If you do not use zero_grad() the loss will increase not decrease as required.
For example:
If you use zero_grad() you will get the following output:
model training loss is 1.5
model training loss is 1.4
model training loss is 1.3
model training loss is 1.2
If you do not use zero_grad() you will get the following output:
model training loss is 1.4
model training loss is 1.9
model training loss is 2
model training loss is 2.8
model training loss is 3.5
You don't have to call grad_zero() alternatively one can decay the gradients for example:
optimizer = some_pytorch_optimizer
# decay the grads :
for group in optimizer.param_groups:
for p in group['params']:
if p.grad is not None:
''' original code from git:
if set_to_none:
p.grad = None
else:
if p.grad.grad_fn is not None:
p.grad.detach_()
else:
p.grad.requires_grad_(False)
p.grad.zero_()
'''
p.grad = p.grad / 2
this way the learning is much more continues
During the feed forward propagation the weights are assigned to inputs and after the 1st iteration the weights are initialized what the model has learnt seeing the samples(inputs). And when we start back propagation we want to update weights in order to get minimum loss of our cost function. So we clear off our previous weights in order to obtained more better weights. This we keep doing in training and we do not perform this in testing because we have got the weights in training time which is best fitted in our data. Hope this would clear more!

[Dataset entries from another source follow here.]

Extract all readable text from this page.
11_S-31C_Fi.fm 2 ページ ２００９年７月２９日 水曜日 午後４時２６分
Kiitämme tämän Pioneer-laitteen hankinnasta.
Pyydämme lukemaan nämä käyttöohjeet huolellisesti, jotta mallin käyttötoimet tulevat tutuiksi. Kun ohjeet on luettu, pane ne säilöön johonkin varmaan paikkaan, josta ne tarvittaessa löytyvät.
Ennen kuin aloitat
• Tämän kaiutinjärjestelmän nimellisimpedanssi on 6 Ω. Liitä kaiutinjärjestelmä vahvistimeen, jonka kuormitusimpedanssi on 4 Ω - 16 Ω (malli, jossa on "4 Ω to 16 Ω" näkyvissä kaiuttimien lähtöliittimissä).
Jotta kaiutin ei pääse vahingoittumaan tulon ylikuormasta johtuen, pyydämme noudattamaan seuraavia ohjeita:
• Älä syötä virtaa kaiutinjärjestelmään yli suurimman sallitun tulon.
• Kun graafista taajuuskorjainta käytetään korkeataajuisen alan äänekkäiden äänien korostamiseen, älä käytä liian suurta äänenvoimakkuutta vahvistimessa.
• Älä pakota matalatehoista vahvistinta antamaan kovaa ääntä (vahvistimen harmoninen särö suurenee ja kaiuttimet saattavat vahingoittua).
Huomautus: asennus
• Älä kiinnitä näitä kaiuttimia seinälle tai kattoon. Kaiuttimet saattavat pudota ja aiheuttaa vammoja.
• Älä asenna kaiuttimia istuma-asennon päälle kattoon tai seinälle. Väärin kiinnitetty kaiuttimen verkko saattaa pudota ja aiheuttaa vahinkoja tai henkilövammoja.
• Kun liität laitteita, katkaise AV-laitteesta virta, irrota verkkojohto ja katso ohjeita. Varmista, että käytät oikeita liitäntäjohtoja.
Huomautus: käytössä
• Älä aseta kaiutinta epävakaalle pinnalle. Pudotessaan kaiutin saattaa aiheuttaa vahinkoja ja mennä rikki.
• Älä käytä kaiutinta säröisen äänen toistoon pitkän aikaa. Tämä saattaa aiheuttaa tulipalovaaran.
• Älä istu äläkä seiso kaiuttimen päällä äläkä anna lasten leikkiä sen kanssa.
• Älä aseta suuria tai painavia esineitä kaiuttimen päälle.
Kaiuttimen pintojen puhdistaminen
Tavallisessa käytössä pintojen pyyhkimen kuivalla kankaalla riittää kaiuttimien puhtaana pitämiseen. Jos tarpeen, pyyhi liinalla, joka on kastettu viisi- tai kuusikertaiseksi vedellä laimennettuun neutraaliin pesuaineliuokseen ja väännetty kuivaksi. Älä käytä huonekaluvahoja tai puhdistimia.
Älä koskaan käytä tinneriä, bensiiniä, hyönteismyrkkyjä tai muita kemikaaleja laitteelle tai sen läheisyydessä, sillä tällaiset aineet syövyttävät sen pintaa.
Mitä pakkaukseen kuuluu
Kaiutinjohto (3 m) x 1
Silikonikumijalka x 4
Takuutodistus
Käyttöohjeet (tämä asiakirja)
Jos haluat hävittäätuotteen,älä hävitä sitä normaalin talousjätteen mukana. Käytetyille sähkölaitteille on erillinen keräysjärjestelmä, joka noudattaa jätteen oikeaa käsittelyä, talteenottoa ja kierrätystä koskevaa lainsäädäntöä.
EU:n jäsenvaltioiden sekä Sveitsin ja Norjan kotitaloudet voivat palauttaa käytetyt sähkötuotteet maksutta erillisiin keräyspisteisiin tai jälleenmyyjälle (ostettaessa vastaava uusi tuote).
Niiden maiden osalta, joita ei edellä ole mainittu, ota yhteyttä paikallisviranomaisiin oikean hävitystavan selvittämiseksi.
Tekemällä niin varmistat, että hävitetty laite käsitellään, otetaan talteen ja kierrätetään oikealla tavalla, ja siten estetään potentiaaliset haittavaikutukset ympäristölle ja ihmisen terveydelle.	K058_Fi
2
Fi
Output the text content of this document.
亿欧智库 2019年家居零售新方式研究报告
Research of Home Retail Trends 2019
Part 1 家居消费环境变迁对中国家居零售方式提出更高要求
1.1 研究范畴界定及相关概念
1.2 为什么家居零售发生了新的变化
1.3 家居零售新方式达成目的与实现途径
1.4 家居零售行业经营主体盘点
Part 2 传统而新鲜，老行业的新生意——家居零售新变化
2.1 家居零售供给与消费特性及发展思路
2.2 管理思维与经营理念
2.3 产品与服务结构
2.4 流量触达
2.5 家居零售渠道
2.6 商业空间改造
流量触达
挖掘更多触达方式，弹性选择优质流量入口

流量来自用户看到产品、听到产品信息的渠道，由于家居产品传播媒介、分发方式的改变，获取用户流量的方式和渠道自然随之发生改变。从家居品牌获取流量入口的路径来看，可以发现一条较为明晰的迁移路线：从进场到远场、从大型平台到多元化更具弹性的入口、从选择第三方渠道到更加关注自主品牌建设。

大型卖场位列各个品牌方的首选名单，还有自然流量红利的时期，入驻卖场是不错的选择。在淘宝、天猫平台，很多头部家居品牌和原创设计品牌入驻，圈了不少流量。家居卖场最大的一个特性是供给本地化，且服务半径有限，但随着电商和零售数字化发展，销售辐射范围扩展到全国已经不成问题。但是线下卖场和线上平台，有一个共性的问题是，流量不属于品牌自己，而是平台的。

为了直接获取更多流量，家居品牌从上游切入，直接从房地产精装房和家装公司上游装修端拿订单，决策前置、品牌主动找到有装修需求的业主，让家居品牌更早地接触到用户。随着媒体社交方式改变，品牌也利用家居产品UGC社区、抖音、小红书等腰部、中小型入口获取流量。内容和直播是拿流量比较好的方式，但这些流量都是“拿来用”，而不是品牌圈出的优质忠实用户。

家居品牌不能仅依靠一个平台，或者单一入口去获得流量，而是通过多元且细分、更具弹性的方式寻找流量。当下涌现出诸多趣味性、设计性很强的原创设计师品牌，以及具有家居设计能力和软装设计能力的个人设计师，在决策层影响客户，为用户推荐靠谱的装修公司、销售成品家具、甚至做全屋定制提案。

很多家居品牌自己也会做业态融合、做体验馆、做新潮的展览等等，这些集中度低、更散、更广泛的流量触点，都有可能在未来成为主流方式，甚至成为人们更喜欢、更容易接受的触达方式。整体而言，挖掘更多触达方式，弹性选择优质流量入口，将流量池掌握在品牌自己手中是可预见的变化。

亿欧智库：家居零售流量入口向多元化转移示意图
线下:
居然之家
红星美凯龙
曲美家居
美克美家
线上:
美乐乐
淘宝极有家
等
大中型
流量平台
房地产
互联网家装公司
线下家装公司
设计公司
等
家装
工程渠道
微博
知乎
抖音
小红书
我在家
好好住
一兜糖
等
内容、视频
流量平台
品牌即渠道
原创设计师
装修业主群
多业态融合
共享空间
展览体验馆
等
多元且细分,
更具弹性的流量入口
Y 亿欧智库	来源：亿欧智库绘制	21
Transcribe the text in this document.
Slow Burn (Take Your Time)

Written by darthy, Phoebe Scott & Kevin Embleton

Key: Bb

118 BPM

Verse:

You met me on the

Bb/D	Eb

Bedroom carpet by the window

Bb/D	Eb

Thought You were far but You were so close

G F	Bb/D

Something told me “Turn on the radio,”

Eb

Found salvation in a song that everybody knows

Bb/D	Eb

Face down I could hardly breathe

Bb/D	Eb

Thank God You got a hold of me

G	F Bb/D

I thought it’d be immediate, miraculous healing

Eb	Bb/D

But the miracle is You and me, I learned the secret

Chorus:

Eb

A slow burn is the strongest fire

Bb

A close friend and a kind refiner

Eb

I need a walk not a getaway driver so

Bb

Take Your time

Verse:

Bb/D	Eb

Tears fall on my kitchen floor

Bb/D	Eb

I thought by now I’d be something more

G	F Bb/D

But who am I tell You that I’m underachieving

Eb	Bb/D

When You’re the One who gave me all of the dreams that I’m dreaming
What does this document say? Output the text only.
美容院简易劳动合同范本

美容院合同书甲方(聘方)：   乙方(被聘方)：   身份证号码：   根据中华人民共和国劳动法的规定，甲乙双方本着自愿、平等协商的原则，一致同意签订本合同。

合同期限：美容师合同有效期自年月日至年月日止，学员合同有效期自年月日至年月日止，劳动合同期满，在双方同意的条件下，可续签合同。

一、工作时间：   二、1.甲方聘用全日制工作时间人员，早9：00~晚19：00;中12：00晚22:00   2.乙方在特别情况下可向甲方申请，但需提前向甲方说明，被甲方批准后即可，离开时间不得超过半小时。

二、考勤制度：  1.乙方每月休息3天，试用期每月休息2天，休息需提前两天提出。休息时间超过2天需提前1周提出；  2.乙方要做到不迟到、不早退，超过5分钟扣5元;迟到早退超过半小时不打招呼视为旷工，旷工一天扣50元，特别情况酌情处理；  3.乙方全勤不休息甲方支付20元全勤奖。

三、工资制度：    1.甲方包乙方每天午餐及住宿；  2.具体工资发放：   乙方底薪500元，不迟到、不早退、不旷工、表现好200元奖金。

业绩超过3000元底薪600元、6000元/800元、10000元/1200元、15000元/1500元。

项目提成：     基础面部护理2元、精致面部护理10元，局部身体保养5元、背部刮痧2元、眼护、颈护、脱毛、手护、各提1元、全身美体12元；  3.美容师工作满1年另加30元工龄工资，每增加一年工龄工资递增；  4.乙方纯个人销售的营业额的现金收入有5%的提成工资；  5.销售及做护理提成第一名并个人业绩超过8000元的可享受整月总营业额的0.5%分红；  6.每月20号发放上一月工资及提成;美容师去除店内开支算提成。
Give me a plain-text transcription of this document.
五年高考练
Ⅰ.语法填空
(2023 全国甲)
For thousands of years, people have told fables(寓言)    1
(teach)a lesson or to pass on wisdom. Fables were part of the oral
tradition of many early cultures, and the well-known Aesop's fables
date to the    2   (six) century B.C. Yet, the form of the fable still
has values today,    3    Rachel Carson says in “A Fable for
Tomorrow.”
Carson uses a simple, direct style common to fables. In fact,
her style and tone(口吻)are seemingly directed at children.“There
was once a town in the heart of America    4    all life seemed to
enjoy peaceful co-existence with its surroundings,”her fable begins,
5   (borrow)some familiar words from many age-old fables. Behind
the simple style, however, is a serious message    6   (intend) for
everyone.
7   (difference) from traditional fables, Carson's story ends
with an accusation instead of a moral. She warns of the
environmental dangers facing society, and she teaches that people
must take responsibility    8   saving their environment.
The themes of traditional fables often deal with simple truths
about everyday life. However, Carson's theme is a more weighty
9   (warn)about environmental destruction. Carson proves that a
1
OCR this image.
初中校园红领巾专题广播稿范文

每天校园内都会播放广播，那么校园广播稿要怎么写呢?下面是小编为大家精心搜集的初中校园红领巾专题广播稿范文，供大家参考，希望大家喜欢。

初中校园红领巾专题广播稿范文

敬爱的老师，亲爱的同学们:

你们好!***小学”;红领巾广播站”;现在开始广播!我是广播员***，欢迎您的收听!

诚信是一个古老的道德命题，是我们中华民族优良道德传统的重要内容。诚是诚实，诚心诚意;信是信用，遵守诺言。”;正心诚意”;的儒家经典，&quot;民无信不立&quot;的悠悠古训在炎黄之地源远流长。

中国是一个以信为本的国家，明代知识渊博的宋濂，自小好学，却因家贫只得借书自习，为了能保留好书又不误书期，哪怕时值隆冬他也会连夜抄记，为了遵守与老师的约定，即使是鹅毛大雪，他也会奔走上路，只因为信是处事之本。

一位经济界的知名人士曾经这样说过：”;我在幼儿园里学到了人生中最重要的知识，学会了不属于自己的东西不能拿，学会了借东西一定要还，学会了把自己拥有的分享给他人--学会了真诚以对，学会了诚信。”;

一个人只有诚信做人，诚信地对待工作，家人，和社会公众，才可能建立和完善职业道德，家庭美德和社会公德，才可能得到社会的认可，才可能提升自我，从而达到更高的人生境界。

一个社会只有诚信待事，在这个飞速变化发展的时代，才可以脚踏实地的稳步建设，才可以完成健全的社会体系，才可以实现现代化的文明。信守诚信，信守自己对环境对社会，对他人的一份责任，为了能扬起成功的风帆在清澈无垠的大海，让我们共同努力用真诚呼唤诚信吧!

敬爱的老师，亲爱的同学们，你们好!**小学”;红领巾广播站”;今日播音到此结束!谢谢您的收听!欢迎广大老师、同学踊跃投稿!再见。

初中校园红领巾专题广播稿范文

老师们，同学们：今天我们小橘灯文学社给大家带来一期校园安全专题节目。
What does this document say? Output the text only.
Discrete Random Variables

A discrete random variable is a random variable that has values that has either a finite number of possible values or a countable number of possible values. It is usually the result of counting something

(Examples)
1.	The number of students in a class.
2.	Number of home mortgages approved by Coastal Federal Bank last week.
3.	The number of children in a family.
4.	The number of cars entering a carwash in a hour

In simple terms We need ZERO_GRAD
because when we start a training loop we do not want past gardients or past results to interfere with our current results beacuse how PyTorch works as it collects/accumulates the gradients on backpropagation and if the past results may mixup and give us the wrong results so we set the gradient to zero every time we go through the loop.
Here is a example:
`
# let us write a training loop
torch.manual_seed(42)
epochs = 200
for epoch in range(epochs):
model_1.train()
y_pred = model_1(X_train)
loss = loss_fn(y_pred,y_train)
optimizer.zero_grad()
loss.backward()
optimizer.step()
`
In this for loop if we do not set the optimizer to zero every time the past value it may get add up and changes the result.
So we use zero_grad to not face the wrong accumulated results.